The Manager’s View of GPL Version 3: Two (and a Half) Things to Like and Two More to Look Out For
IT departments that embrace open-source software are uncertain about the new version of the GNU Public License, arguably the most common FOSS license. Learn what’s in the works, and how GPLv3 may change the way your company adopts new software.
This can be a good or bad thing, depending on whether you’re a smaller firm worried about being slammed with infringement cases by patent trolls or a large company that holds a lot of software patents.
Essentially, what GPLv3 says is that if you use GPL’d software to create a new product, you can’t sue anyone who uses your product to create a new product with patent infringement. A later provision, aimed directly at the Novell-Microsoft cross-licensing deal, further restricts companies by basically saying that you can’t cut a deal to distribute GPL’d software with a patent protection from a third party for which you pay, unless that same patent protection is also granted to anyone else using the software. Here’s McCabe’s analysis:
GPL3 is designed to have much greater reach than GPL2 on the patent side. Companies with significant patent portfolios will need to evaluate the impact of GPL3 code on their patent strategies—in terms of their enforcement choices and their licensing programs. There has been some stated concern about a chilling effect on contributions from large companies because of those patent implications.

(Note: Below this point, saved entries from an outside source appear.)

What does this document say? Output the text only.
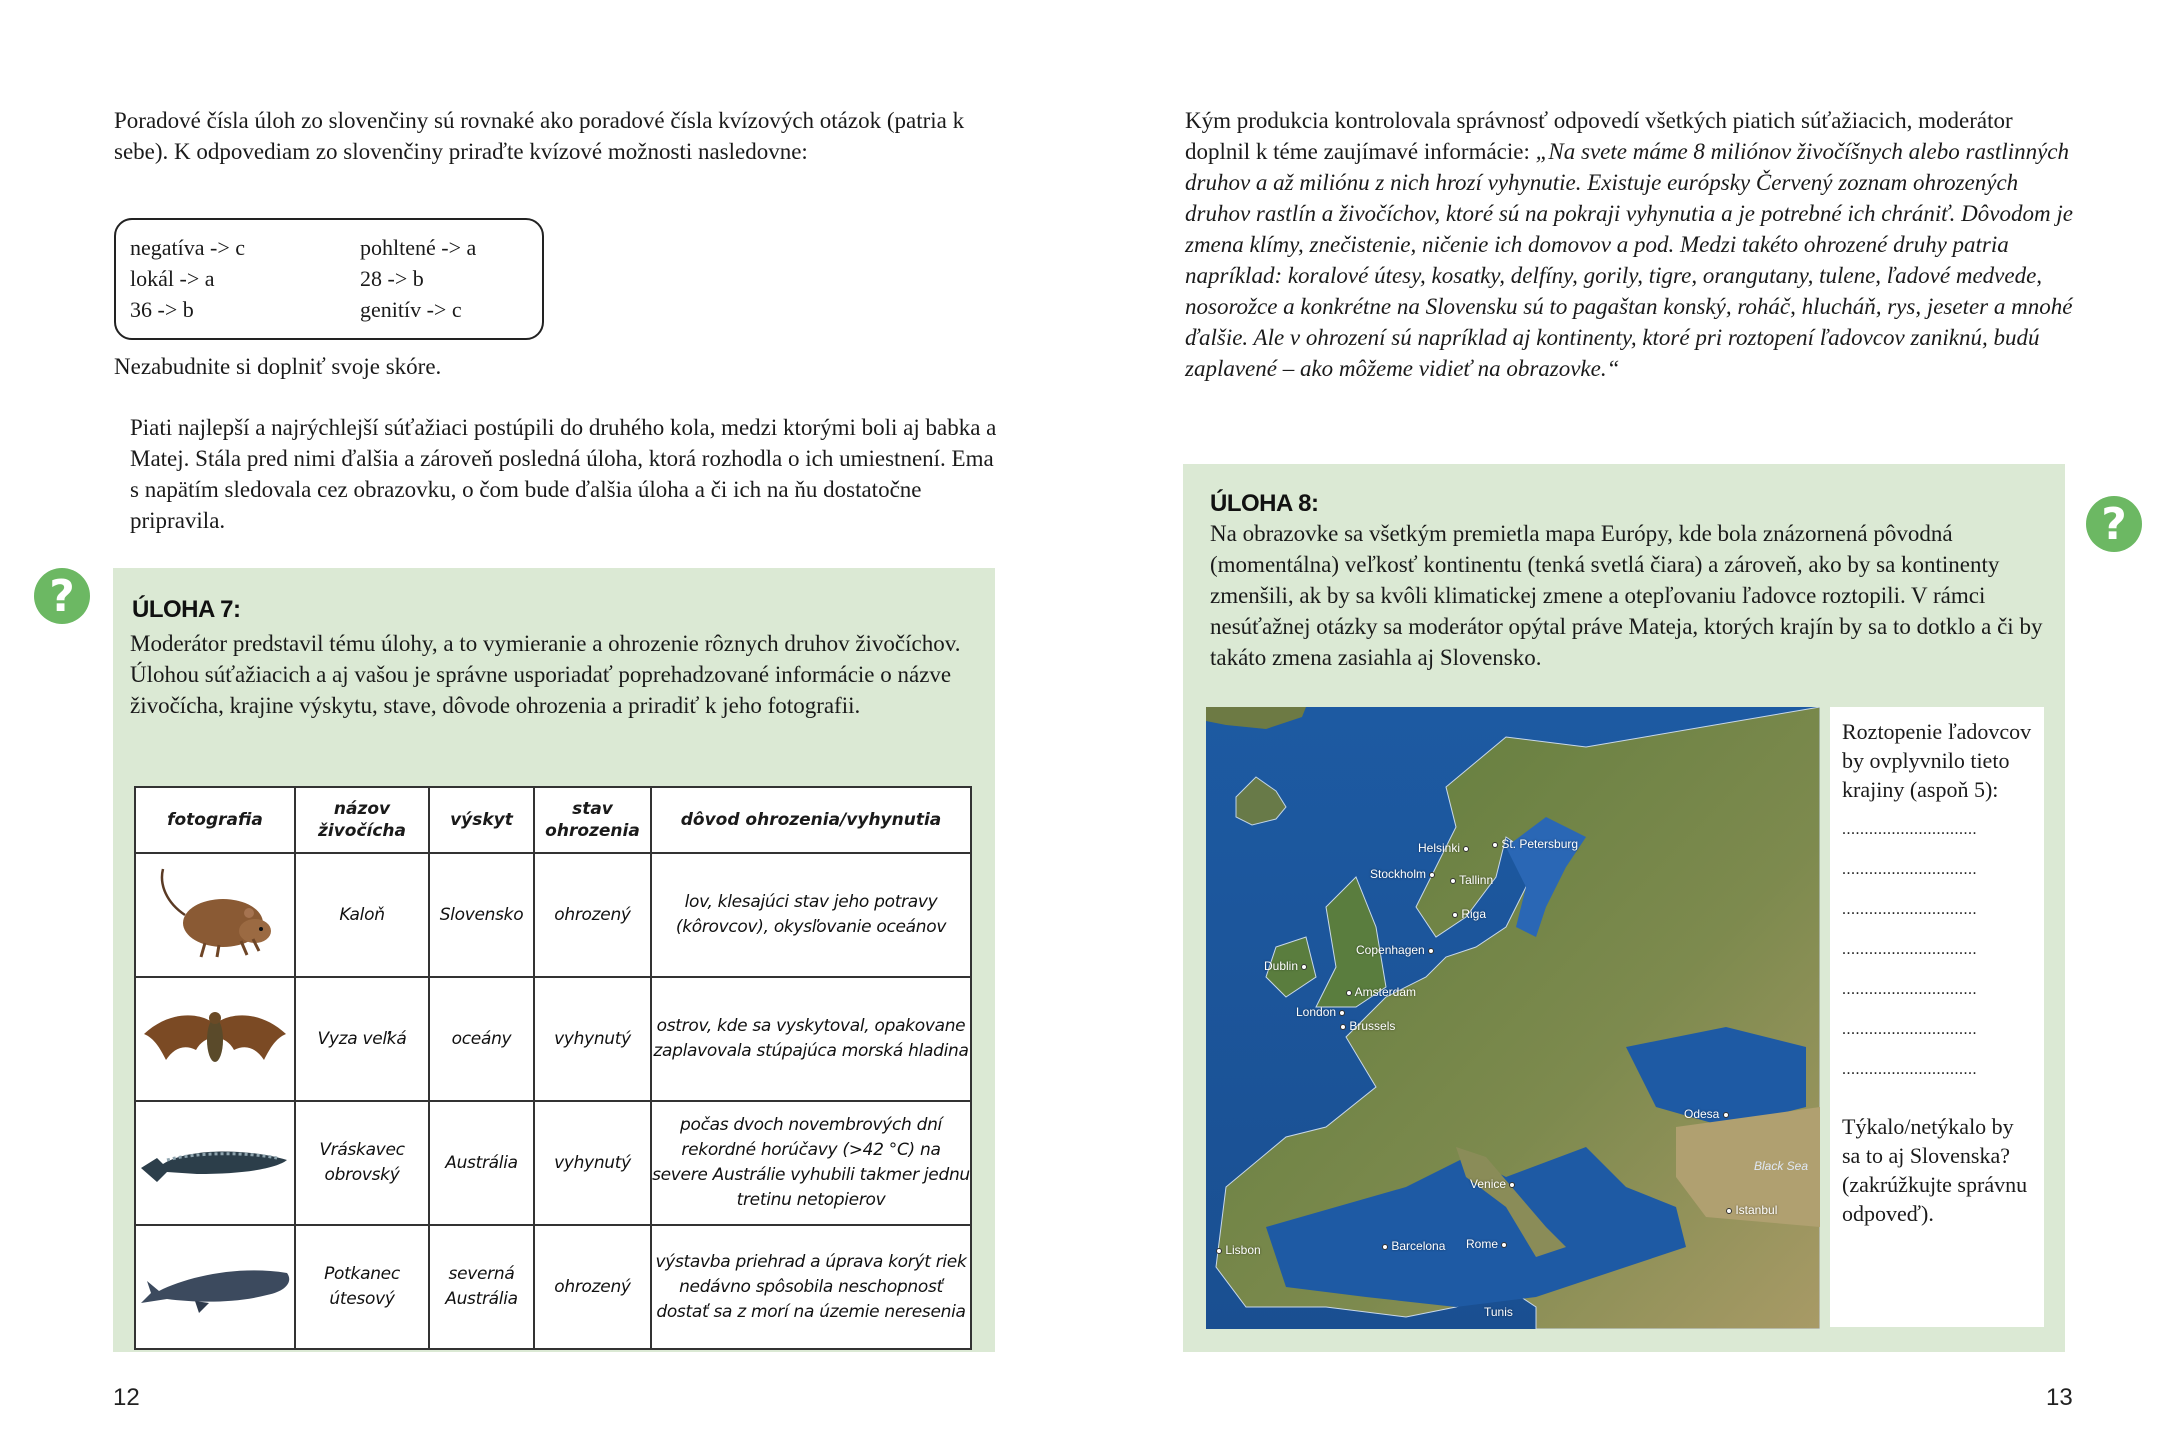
Poradové čísla úloh zo slovenčiny sú rovnaké ako poradové čísla kvízových otázok (patria k sebe). K odpovediam zo slovenčiny priraďte kvízové možnosti nasledovne:

negatíva -> c	pohltené -> a
lokál -> a	28 -> b
36 -> b	genitív -> c

Nezabudnite si doplniť svoje skóre.

Piati najlepší a najrýchlejší súťažiaci postúpili do druhého kola, medzi ktorými boli aj babka a Matej. Stála pred nimi ďalšia a zároveň posledná úloha, ktorá rozhodla o ich umiestnení. Ema s napätím sledovala cez obrazovku, o čom bude ďalšia úloha a či ich na ňu dostatočne pripravila.

? ÚLOHA 7:

Moderátor predstavil tému úlohy, a to vymieranie a ohrozenie rôznych druhov živočíchov. Úlohou súťažiacich a aj vašou je správne usporiadať poprehadzované informácie o názve živočícha, krajine výskytu, stave, dôvode ohrozenia a priradiť k jeho fotografii.

fotografia	názov živočícha	výskyt	stav ohrozenia	dôvod ohrozenia/vyhynutia

	Kaloň	Slovensko	ohrozený	lov, klesajúci stav jeho potravy (kôrovcov), okysľovanie oceánov

	Vyza veľká	oceány	vyhynutý	ostrov, kde sa vyskytoval, opakovane zaplavovala stúpajúca morská hladina

	Vráskavec obrovský	Austrália	vyhynutý	počas dvoch novembrových dní rekordné horúčavy (>42 °C) na severe Austrálie vyhubili takmer jednu tretinu netopierov

	Potkanec útesový	severná Austrália	ohrozený	výstavba priehrad a úprava korýt riek nedávno spôsobila neschopnosť dostať sa z morí na územie neresenia
12

Kým produkcia kontrolovala správnosť odpovedí všetkých piatich súťažiacich, moderátor doplnil k téme zaujímavé informácie: „Na svete máme 8 miliónov živočíšnych alebo rastlinných druhov a až miliónu z nich hrozí vyhynutie. Existuje európsky Červený zoznam ohrozených druhov rastlín a živočíchov, ktoré sú na pokraji vyhynutia a je potrebné ich chrániť. Dôvodom je zmena klímy, znečistenie, ničenie ich domovov a pod. Medzi takéto ohrozené druhy patria napríklad: koralové útesy, kosatky, delfíny, gorily, tigre, orangutany, tulene, ľadové medvede, nosorožce a konkrétne na Slovensku sú to pagaštan konský, roháč, hlucháň, rys, jeseter a mnohé ďalšie. Ale v ohrození sú napríklad aj kontinenty, ktoré pri roztopení ľadovcov zaniknú, budú zaplavené – ako môžeme vidieť na obrazovke.“

?
ÚLOHA 8:

Na obrazovke sa všetkým premietla mapa Európy, kde bola znázornená pôvodná (momentálna) veľkosť kontinentu (tenká svetlá čiara) a zároveň, ako by sa kontinenty zmenšili, ak by sa kvôli klimatickej zmene a otepľovaniu ľadovce roztopili. V rámci nesúťažnej otázky sa moderátor opýtal práve Mateja, ktorých krajín by sa to dotklo a či by takáto zmena zasiahla aj Slovensko.

St. Petersburg
Helsinki
Stockholm	Tallinn
Riga
Copenhagen
Dublin
Amsterdam
London
Brussels
Odesa
Venice
Istanbul
Barcelona Rome
Lisbon
Tunis
Black Sea

Roztopenie ľadovcov by ovplyvnilo tieto krajiny (aspoň 5):

..............................
..............................
..............................
..............................
..............................
..............................
..............................

Týkalo/netýkalo by sa to aj Slovenska? (zakrúžkujte správnu odpoveď).

13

That said, to the extent companies are using and distributing GPL3 code that doesn’t relate to key patents in their portfolios, it’s probably not much of an issue. So, as complex as the patent issues are, and as much time and attention that has been paid to those provisions, they likely affect a small group of companies in the end.

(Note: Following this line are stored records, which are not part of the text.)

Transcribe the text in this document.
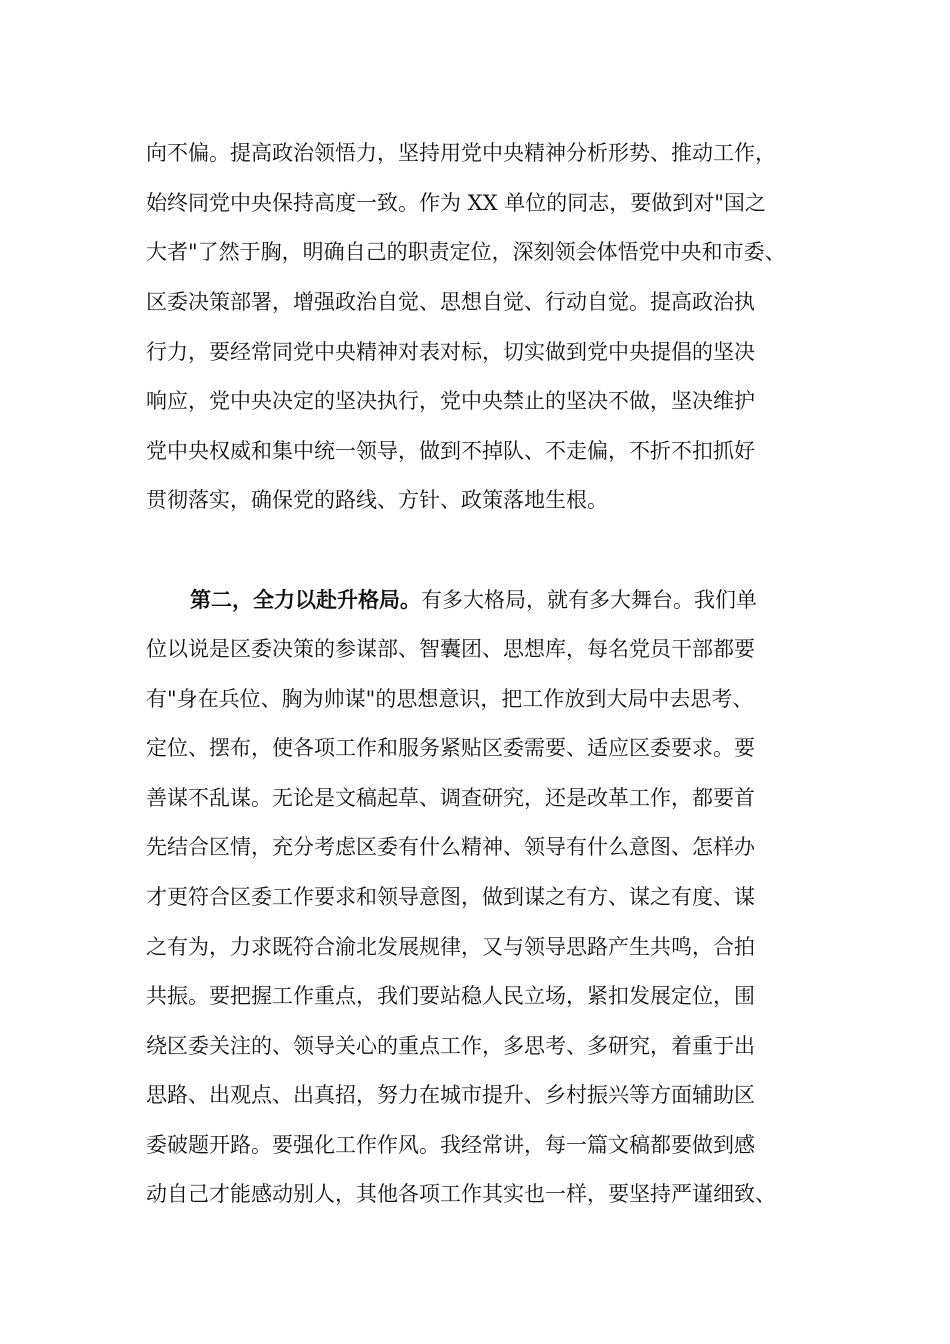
向不偏。提高政治领悟力，坚持用党中央精神分析形势、推动工作，
始终同党中央保持高度一致。作为 XX 单位的同志，要做到对"国之
大者"了然于胸，明确自己的职责定位，深刻领会体悟党中央和市委、
区委决策部署，增强政治自觉、思想自觉、行动自觉。提高政治执
行力，要经常同党中央精神对表对标，切实做到党中央提倡的坚决
响应，党中央决定的坚决执行，党中央禁止的坚决不做，坚决维护
党中央权威和集中统一领导，做到不掉队、不走偏，不折不扣抓好
贯彻落实，确保党的路线、方针、政策落地生根。
第二，全力以赴升格局。有多大格局，就有多大舞台。我们单
位以说是区委决策的参谋部、智囊团、思想库，每名党员干部都要
有"身在兵位、胸为帅谋"的思想意识，把工作放到大局中去思考、
定位、摆布，使各项工作和服务紧贴区委需要、适应区委要求。要
善谋不乱谋。无论是文稿起草、调查研究，还是改革工作，都要首
先结合区情，充分考虑区委有什么精神、领导有什么意图、怎样办
才更符合区委工作要求和领导意图，做到谋之有方、谋之有度、谋
之有为，力求既符合渝北发展规律，又与领导思路产生共鸣，合拍
共振。要把握工作重点，我们要站稳人民立场，紧扣发展定位，围
绕区委关注的、领导关心的重点工作，多思考、多研究，着重于出
思路、出观点、出真招，努力在城市提升、乡村振兴等方面辅助区
委破题开路。要强化工作作风。我经常讲，每一篇文稿都要做到感
动自己才能感动别人，其他各项工作其实也一样，要坚持严谨细致、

Those items may make you feel more positively toward the new version. But you probably shouldn’t put away the worry beads just yet.
Potential Gotchas in GPLv3
1) Version 3 contains language designed to address what the FSF calls “Tivoization.”
A provision of the GPL requires a company using GPL software in its products to make generally available to customers the source code to all the GPL’d software, including any changes that the company made. TiVo, which uses Linux inside the box, has traditionally done this. However, TiVo also placed a clever locking mechanism in the software, such that if it is changed by the user in any way, the box will not operate.
Version 3 slams the door on this practice. It states, in brief, that if you sell a product whose software can be upgraded, you may not prohibit customers from making their own changes. This could have far-reaching consequences.
For example, many home broadband routers are based on Linux, and have firmware that can be upgraded. Under version 3, the router manufacturers would have to allow customers to make their own modifications to the firmware. In fact, they would have to provide documentation on how to do it, since the GPLv3 requires that the company offer “all the necessary installation methods, procedures, authorization keys, or other information required to install and execute modified versions of GPLv3 covered works.” For companies like TiVo, which need to lock out changes to enforce digital rights management (DRM, more on this in a second), it is pretty much a deal killer.